Can we wonder after this that Madame de Chevreuse drew back, or that she was at least much embarrassed? She wrote to the cardinal on the 8th of September to express to him her gratitude for the kindness he had shown her and, at the same time, the trouble which she felt at his settled conviction that she was really guilty. Her letter admirably depicts her perplexities.

"Consider the state in which I am; well-satisfied on one hand with the assurances which you give me of the continuation of your friendship, and deeply grieved on the other by your suspicion, or rather by your alleged certainty, of a fault which I never committed, and which, I confess, would be attended with another if, having committed it, I should deny it after the pardon of the king, which you would procure me upon confession. I confess that this so embarrasses me that I see no rest for myself in this position.
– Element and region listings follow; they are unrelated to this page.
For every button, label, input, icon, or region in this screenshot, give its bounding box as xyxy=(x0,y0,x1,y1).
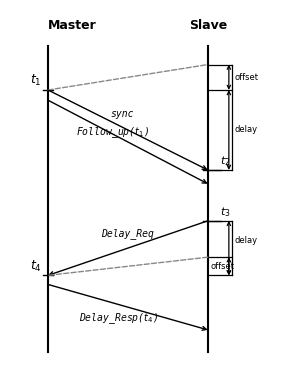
Text: delay: delay xyxy=(235,236,258,245)
Text: $t_2$: $t_2$ xyxy=(220,154,230,168)
Text: $t_1$: $t_1$ xyxy=(30,73,42,88)
Text: Slave: Slave xyxy=(188,19,227,32)
Text: offset: offset xyxy=(211,262,235,271)
Text: Delay_Resp($t_4$): Delay_Resp($t_4$) xyxy=(79,311,158,325)
Text: Master: Master xyxy=(48,19,97,32)
Text: $t_3$: $t_3$ xyxy=(220,205,231,219)
Text: $t_4$: $t_4$ xyxy=(30,258,42,273)
Text: sync: sync xyxy=(110,109,134,119)
Text: delay: delay xyxy=(235,125,258,134)
Text: offset: offset xyxy=(235,73,259,82)
Text: Delay_Req: Delay_Req xyxy=(101,228,154,239)
Text: Follow_up($t_1$): Follow_up($t_1$) xyxy=(76,125,149,140)
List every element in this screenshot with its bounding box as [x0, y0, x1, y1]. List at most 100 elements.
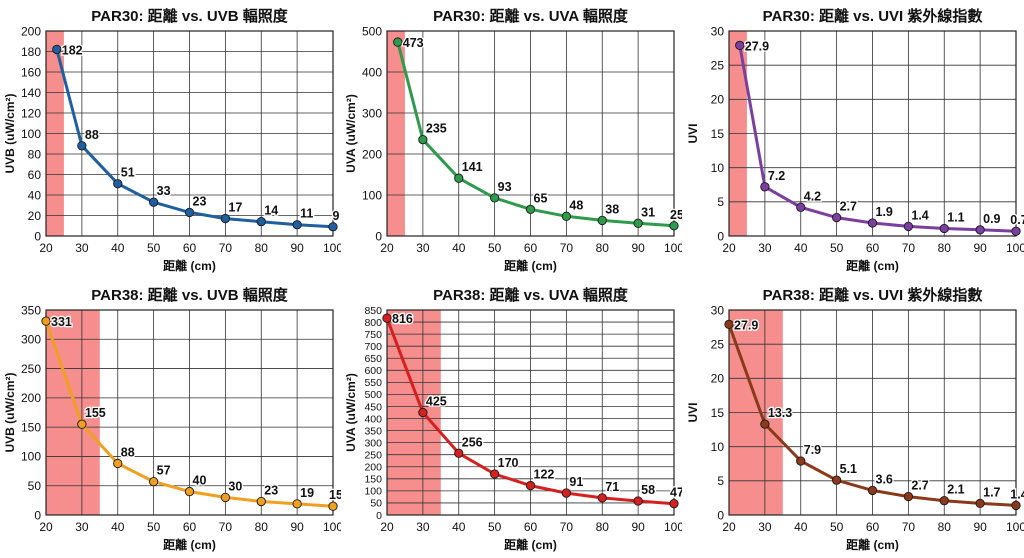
y-tick-label: 200	[362, 147, 382, 161]
x-tick-label: 90	[973, 520, 987, 534]
x-tick-label: 30	[75, 241, 89, 255]
data-label: 5.1	[840, 462, 857, 476]
data-point	[41, 316, 51, 326]
y-tick-label: 350	[364, 425, 382, 437]
data-point	[113, 179, 123, 189]
series-line	[738, 43, 1018, 233]
data-label: 71	[605, 480, 619, 494]
data-label: 816	[392, 312, 413, 326]
data-label: 65	[534, 191, 548, 205]
y-tick-label: 400	[364, 413, 382, 425]
y-tick-label: 0	[34, 508, 41, 522]
y-tick-label: 450	[364, 401, 382, 413]
data-point	[148, 476, 159, 487]
x-tick-label: 90	[631, 241, 645, 255]
x-tick-label: 50	[147, 241, 161, 255]
data-label: 122	[534, 468, 555, 482]
data-label: 30	[228, 479, 242, 493]
chart-title: PAR30: 距離 vs. UVB 輻照度	[91, 7, 288, 25]
x-tick-label: 80	[938, 241, 952, 255]
data-label: 27.9	[734, 318, 758, 332]
data-point	[292, 220, 302, 230]
x-tick-label: 40	[452, 520, 466, 534]
data-point	[525, 480, 536, 491]
data-label: 88	[121, 445, 135, 459]
data-label: 1.9	[876, 205, 893, 219]
chart-panel: PAR30: 距離 vs. UVI 紫外線指數 0 5 10 15 20 25 30 20 30 4…	[683, 0, 1024, 279]
y-tick-label: 300	[364, 437, 382, 449]
plot-frame	[728, 30, 1017, 237]
y-tick-label: 60	[28, 168, 42, 182]
chart-panel: PAR38: 距離 vs. UVI 紫外線指數 0 5 10 15 20 25 30 20 30 4…	[683, 279, 1024, 558]
data-point	[220, 492, 231, 503]
data-point	[489, 469, 500, 479]
data-label: 1.4	[1010, 487, 1024, 501]
data-point	[113, 458, 123, 469]
x-tick-label: 80	[255, 520, 269, 534]
x-axis-label: 距離 (cm)	[163, 258, 216, 273]
x-tick-label: 60	[866, 520, 880, 534]
x-tick-label: 60	[524, 520, 538, 534]
y-tick-label: 550	[364, 377, 382, 389]
x-tick-label: 40	[111, 520, 125, 534]
data-point	[148, 197, 159, 207]
x-axis-label: 距離 (cm)	[846, 537, 899, 552]
y-tick-label: 850	[364, 305, 382, 317]
data-point	[633, 218, 643, 228]
x-tick-label: 70	[560, 520, 574, 534]
data-point	[903, 221, 914, 232]
y-axis-label: UVA (uW/cm²)	[344, 373, 358, 452]
data-point	[597, 215, 607, 226]
data-label: 331	[51, 315, 72, 329]
data-label: 40	[193, 474, 207, 488]
data-label: 1.1	[947, 210, 964, 224]
plot-frame	[45, 30, 334, 237]
y-tick-label: 300	[21, 333, 41, 347]
x-tick-label: 70	[902, 241, 916, 255]
x-tick-label: 50	[830, 241, 844, 255]
y-tick-label: 250	[364, 449, 382, 461]
chart-svg: PAR30: 距離 vs. UVB 輻照度0204060801001201401…	[3, 7, 341, 273]
data-label: 17	[228, 201, 242, 215]
data-point	[418, 407, 428, 418]
y-axis-label: UVI	[686, 123, 700, 143]
data-point	[328, 501, 338, 511]
plot-frame	[386, 30, 675, 237]
x-tick-label: 30	[75, 520, 89, 534]
x-tick-label: 70	[219, 241, 233, 255]
chart-svg: PAR30: 距離 vs. UVA 輻照度 0 100 200 300 400 500 20 3…	[344, 7, 682, 273]
x-tick-label: 30	[416, 241, 430, 255]
chart-title: PAR30: 距離 vs. UVI 紫外線指數	[763, 7, 983, 25]
x-tick-label: 60	[183, 241, 197, 255]
data-point	[525, 204, 536, 215]
data-point	[975, 225, 985, 235]
y-tick-label: 5	[717, 195, 724, 209]
x-tick-label: 100	[664, 520, 682, 534]
y-tick-label: 800	[364, 317, 382, 329]
y-tick-label: 20	[711, 93, 725, 107]
data-point	[903, 491, 914, 502]
data-point	[939, 495, 949, 506]
data-label: 256	[462, 435, 483, 449]
data-label: 2.7	[911, 479, 928, 493]
plot-frame	[45, 309, 334, 516]
data-label: 2.1	[947, 483, 964, 497]
x-tick-label: 20	[722, 241, 736, 255]
y-tick-label: 100	[362, 188, 382, 202]
y-tick-label: 25	[711, 58, 725, 72]
y-tick-label: 30	[711, 24, 725, 38]
data-label: 91	[569, 475, 583, 489]
chart-panel: PAR38: 距離 vs. UVA 輻照度 0 50 100 150 200 250 300 3…	[341, 279, 682, 558]
x-tick-label: 90	[631, 520, 645, 534]
x-tick-label: 30	[758, 241, 772, 255]
y-tick-label: 350	[21, 303, 41, 317]
data-point	[184, 207, 195, 218]
data-label: 473	[403, 36, 424, 50]
y-axis-label: UVI	[686, 402, 700, 422]
data-label: 141	[462, 160, 483, 174]
x-tick-label: 30	[758, 520, 772, 534]
y-tick-label: 0	[717, 508, 724, 522]
data-label: 58	[641, 483, 655, 497]
y-tick-label: 150	[364, 474, 382, 486]
data-point	[454, 448, 464, 458]
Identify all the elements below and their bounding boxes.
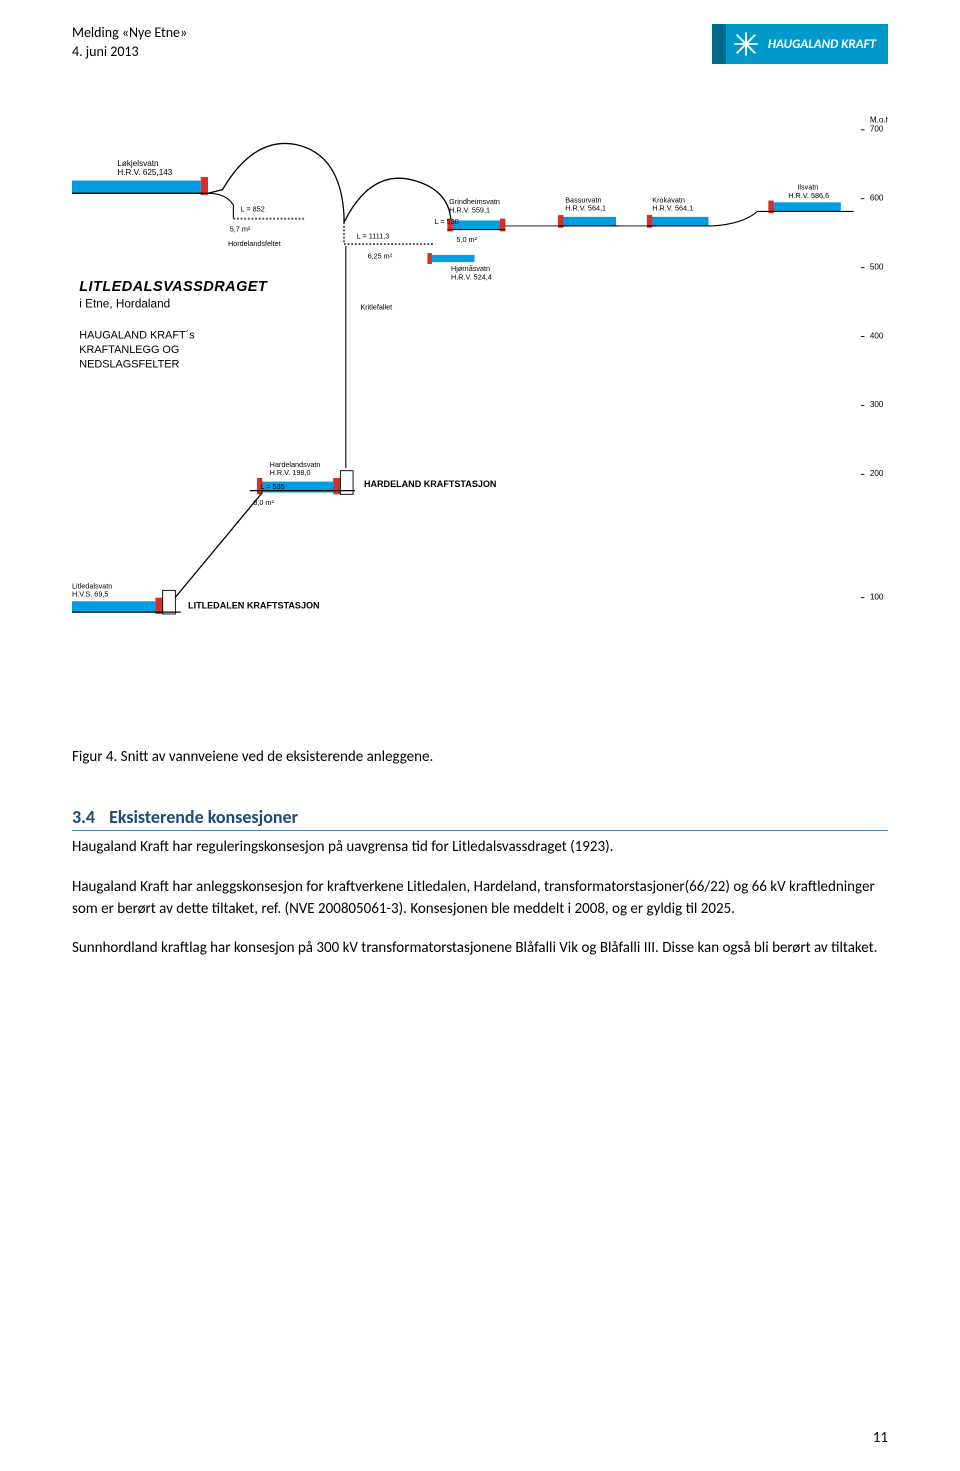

If you were not so certainly persuaded of knowing my fault, or if I could possibly confess it, there would be means of accommodation; but as you suffer yourself to be carried away by so strong a belief against me as to admit of no justification, and as I am unable to make myself guilty without being so, I have recourse to yourself, supplicating you in the character of friend which your generosity promises me, to propose an expedient whereby to satisfy his majesty and secure my safe return to France, being unable myself to conceive of any, and finding myself in the greatest perplexity."

Now see the expedient which Richelieu devised to free Madame de Chevreuse from the anxiety that tormented her. He sent her a royal declaration by which she was authorized


1Manuscrits de Colbert, letter of July 24, 1638.